I found myself inspired, early this morning, to formulate a potentially novel criterion for the presence of “engineering” in software, namely, “irrefutability”. I think that “irrefutability” might be a good proxy for “engineering” because it seems to me that “engineered works” become “engineering failures” (i.e. representatives of a discernable class of failure rather than isolated instances of incoherent failure) precisely when the justifications of their “constituent decisions” become refutable.
Take, for example, the ever-popular Tacoma Narrows Bridge story. Is it not the case that engineering grew as a discipline when the bridge collapsed primarily in that engineers learned how to retrospectively refute the sufficiency of the bridge’s design for the environmental conditions present in the Sound?

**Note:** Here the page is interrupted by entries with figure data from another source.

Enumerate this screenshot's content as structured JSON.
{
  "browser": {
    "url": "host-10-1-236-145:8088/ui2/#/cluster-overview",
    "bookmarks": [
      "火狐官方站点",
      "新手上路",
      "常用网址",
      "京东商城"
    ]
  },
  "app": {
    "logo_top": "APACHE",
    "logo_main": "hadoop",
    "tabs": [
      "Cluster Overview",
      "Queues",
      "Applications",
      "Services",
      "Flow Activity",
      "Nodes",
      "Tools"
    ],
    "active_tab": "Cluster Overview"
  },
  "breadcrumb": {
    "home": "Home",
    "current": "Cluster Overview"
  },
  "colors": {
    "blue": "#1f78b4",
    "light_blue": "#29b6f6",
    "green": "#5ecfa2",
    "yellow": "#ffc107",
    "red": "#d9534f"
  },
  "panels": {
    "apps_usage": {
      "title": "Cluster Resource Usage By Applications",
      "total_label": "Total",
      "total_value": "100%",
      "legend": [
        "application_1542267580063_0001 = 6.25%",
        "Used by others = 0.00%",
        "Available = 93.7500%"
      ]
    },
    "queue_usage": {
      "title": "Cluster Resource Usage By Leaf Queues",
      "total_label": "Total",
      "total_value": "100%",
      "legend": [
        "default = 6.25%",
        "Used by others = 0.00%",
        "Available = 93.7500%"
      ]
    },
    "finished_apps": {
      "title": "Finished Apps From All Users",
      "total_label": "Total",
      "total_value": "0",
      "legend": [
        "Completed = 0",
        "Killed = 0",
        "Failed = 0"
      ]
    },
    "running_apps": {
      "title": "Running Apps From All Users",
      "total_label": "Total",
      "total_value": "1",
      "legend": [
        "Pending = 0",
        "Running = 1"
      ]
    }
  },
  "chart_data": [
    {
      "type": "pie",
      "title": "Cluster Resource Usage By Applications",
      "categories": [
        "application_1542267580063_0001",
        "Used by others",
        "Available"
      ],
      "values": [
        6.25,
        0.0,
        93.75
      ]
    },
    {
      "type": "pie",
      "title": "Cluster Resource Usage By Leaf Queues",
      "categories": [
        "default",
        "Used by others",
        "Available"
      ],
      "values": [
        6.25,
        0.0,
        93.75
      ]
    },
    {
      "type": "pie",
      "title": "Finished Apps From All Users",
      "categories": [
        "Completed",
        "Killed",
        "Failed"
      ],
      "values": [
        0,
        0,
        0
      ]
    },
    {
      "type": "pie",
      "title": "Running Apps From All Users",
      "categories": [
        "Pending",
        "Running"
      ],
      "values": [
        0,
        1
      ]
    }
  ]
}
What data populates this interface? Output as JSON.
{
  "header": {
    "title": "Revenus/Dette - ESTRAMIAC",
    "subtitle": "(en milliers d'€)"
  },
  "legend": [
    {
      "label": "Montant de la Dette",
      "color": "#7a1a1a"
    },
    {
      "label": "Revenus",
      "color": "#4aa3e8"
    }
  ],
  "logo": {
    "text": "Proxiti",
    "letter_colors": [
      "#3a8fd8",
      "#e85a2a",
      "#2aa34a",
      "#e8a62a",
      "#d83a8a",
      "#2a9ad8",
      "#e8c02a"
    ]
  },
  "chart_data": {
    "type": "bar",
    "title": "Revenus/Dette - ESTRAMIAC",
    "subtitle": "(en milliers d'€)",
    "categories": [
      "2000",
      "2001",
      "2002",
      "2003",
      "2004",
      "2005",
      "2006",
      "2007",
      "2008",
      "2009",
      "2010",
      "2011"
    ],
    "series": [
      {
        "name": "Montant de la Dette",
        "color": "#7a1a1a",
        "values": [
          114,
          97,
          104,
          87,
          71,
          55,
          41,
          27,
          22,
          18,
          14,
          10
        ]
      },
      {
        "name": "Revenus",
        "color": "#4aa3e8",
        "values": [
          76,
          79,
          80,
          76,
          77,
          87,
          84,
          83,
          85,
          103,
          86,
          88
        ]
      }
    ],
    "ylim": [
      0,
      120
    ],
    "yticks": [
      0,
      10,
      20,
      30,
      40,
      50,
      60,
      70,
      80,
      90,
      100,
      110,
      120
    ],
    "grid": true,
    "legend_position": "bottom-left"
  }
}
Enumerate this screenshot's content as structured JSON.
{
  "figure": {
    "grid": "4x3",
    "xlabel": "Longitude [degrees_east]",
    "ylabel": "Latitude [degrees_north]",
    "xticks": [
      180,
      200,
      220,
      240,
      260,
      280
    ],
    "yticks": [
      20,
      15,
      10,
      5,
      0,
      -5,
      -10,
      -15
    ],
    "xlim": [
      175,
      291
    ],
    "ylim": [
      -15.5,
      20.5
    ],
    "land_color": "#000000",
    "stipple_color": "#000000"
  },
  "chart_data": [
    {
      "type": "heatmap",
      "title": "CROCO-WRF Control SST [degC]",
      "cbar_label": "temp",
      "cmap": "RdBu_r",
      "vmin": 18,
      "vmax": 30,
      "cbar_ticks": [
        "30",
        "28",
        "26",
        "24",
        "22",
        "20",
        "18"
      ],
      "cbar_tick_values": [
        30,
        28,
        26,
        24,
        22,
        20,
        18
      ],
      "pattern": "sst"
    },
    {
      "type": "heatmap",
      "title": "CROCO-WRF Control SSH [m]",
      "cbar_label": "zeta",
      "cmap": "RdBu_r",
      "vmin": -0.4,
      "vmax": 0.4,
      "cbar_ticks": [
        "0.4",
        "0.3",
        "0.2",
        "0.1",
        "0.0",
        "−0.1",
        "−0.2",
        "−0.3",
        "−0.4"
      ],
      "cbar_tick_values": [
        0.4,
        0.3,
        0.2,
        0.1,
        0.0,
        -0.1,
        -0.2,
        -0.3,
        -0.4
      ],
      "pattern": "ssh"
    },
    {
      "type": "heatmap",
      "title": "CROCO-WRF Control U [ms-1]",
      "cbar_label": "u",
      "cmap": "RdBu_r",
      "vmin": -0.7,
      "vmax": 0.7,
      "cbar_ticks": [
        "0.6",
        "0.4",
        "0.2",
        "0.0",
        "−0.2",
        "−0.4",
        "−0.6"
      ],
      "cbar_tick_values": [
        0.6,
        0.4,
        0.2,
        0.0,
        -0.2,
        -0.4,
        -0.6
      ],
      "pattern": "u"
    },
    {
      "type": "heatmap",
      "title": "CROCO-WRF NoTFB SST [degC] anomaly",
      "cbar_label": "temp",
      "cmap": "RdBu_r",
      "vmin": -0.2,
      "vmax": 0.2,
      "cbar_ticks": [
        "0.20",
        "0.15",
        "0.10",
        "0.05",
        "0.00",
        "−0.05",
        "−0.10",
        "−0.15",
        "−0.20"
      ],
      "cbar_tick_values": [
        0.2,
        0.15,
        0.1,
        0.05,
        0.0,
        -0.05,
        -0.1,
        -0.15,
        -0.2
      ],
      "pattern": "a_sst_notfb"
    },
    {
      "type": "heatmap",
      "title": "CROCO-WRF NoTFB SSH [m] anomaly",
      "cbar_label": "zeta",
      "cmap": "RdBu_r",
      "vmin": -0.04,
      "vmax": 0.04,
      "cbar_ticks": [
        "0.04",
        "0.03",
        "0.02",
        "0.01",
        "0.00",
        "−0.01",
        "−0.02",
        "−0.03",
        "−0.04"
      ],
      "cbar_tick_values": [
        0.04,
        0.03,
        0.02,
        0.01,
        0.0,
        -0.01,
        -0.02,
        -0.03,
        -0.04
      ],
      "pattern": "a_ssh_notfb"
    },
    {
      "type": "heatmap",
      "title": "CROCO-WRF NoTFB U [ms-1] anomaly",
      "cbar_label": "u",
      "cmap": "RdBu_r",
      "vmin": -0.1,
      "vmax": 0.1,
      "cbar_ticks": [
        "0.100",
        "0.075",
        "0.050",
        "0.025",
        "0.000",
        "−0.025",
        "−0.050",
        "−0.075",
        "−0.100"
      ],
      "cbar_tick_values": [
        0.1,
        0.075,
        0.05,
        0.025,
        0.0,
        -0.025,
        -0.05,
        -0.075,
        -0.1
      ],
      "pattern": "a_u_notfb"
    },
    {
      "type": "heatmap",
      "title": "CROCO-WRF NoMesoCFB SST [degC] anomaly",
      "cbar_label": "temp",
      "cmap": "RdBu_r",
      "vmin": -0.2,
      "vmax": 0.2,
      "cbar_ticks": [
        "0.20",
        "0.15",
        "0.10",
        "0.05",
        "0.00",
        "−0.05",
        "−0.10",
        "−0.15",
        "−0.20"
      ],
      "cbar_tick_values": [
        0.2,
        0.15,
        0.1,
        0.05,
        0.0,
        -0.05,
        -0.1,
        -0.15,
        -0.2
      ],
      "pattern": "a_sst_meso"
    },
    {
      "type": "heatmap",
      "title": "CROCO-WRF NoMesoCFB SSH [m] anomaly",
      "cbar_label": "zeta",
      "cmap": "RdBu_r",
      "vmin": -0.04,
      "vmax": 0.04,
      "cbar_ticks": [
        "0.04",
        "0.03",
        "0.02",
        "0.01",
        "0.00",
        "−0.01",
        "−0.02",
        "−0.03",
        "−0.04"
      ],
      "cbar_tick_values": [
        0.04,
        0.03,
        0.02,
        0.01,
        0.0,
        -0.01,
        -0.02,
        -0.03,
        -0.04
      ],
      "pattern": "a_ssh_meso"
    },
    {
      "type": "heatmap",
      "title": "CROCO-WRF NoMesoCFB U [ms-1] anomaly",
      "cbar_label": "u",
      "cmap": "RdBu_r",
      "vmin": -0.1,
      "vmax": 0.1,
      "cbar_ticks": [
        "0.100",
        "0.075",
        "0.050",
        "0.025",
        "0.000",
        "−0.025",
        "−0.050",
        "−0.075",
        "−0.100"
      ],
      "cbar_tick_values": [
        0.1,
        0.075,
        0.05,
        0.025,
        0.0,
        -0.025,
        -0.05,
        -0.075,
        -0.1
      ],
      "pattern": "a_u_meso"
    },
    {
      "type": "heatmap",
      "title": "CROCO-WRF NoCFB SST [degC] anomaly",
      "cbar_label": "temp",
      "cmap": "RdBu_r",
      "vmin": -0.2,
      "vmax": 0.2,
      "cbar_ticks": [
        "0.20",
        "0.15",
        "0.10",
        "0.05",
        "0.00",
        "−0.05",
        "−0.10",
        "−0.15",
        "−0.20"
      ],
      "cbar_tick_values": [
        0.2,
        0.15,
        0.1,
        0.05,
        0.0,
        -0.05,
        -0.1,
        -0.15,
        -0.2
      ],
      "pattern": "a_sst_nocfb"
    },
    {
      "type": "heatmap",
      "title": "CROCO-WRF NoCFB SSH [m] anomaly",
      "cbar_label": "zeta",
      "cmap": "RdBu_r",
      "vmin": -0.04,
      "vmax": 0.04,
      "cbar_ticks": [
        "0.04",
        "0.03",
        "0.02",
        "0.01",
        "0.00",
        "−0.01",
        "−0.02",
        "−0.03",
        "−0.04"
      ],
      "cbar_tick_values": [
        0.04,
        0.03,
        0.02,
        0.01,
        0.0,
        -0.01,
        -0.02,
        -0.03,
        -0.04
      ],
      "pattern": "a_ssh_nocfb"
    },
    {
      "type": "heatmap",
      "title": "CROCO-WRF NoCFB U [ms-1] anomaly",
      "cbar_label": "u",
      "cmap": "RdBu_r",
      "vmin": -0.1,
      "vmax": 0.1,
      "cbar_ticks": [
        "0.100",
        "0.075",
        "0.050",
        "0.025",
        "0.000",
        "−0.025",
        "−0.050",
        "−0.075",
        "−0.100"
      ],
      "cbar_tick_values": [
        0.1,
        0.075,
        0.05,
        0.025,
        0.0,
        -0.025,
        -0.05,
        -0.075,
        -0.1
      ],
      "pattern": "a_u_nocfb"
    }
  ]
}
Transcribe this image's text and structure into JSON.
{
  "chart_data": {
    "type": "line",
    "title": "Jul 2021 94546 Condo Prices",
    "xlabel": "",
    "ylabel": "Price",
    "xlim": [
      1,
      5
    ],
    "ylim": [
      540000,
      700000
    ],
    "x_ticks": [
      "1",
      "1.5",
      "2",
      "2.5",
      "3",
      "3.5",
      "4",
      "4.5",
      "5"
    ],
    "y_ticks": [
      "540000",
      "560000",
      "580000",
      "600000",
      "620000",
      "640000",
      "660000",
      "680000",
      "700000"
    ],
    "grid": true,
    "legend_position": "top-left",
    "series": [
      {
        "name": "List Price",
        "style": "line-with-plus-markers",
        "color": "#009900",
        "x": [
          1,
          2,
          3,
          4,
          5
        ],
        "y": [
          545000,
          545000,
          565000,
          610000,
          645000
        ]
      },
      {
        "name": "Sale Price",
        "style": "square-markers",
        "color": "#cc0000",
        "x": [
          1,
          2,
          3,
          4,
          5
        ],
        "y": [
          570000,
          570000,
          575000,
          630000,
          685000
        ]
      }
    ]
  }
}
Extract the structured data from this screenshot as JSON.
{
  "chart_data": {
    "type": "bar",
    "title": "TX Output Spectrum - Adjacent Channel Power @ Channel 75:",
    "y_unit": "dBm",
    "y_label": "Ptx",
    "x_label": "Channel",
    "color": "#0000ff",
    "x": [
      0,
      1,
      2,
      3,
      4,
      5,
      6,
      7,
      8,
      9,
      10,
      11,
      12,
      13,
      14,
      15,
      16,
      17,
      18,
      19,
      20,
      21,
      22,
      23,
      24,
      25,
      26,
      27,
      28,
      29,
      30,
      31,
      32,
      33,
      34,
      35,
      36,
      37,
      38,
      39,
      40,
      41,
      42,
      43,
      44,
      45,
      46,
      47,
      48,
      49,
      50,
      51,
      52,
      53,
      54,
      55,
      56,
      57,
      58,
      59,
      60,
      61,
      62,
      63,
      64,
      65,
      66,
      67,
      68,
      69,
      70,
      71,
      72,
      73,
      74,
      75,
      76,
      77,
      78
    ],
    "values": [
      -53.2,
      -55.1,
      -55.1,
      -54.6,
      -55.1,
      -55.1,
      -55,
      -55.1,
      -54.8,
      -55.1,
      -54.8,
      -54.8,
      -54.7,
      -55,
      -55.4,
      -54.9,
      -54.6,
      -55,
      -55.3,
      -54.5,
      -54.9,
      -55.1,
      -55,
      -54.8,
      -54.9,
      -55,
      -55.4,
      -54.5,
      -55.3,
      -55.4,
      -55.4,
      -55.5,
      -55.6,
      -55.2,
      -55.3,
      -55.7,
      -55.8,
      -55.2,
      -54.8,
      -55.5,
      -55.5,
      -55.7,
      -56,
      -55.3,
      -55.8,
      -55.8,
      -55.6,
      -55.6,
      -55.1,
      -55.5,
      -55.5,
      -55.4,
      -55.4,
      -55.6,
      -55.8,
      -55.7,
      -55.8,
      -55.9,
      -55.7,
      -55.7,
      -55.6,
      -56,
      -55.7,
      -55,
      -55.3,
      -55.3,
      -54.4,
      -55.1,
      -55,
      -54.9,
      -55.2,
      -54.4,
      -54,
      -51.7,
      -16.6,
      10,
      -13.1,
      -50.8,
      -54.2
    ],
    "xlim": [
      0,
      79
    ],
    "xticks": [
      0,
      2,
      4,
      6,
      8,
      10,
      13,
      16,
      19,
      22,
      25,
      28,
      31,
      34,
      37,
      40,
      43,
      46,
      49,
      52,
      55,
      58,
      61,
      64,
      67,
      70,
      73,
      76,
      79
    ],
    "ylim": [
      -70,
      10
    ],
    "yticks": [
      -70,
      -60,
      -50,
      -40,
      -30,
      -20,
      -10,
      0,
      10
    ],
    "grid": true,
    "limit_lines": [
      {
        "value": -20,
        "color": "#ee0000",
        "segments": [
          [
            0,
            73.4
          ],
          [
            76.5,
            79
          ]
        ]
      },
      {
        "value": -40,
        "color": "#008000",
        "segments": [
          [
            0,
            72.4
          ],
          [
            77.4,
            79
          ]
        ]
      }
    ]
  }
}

My thinking at the time was somewhat influenced by three proximate causes:
but also, perhaps most strongly, by Benjamin Pierce’s delightful chapter epigraph:
A proof is a repeatable experiment in persuasion. - Jim Horning
You imply that an unproved design choice corresponds to a design flaw, yet it's often the case that stuff that instinctively seems to work happens to work also in practice. If we start asking engineers to make their designs bullet proof, then we rule out a lot of good designs that happen to be hard to prove right. Most people are content with a bunch of automated tests these days :-)
I might reply, point by point:
“You imply that an unproved design choice corresponds to a design flaw…”
No, I’m only arguing that every design flaw corresponds to a refutable design choice, not the converse.
(I’m actually making a slightly stronger statement; namely, that we begin to recognize design choices as design flaws precisely when our experience starts to refute them.)
“…yet it's often the case that stuff that instinctively seems to work happens to work also in practice.”
Sure. All this says is that it’s possible to make good choices without being able to fully justify why they are good.
More strongly: these “unproved design choices” are not engineering; they are guesses. (Perhaps even very good ones, backed up by years of experience, but guesses nonetheless.) What fascinates me about them is that so few “software engineers” recognize (let alone remark on) how many significant guesses they have to make in order to accomplish their work.
“If we start asking engineers to make their designs bullet proof, then we rule out a lot of good designs that happen to be hard to prove right.”
So perhaps we should ask for a lesser thing – for our “engineers” to distinguish the decisions which they can persuasively argue from the ones which are (hopefully) inspired guesses.
“Most people are content with a bunch of automated tests these days :-)”
Yes, most people are not engineers.
(This is not to discount the value of a good automated test suite; merely to argue that most interesting problems are expensive to test automatically.)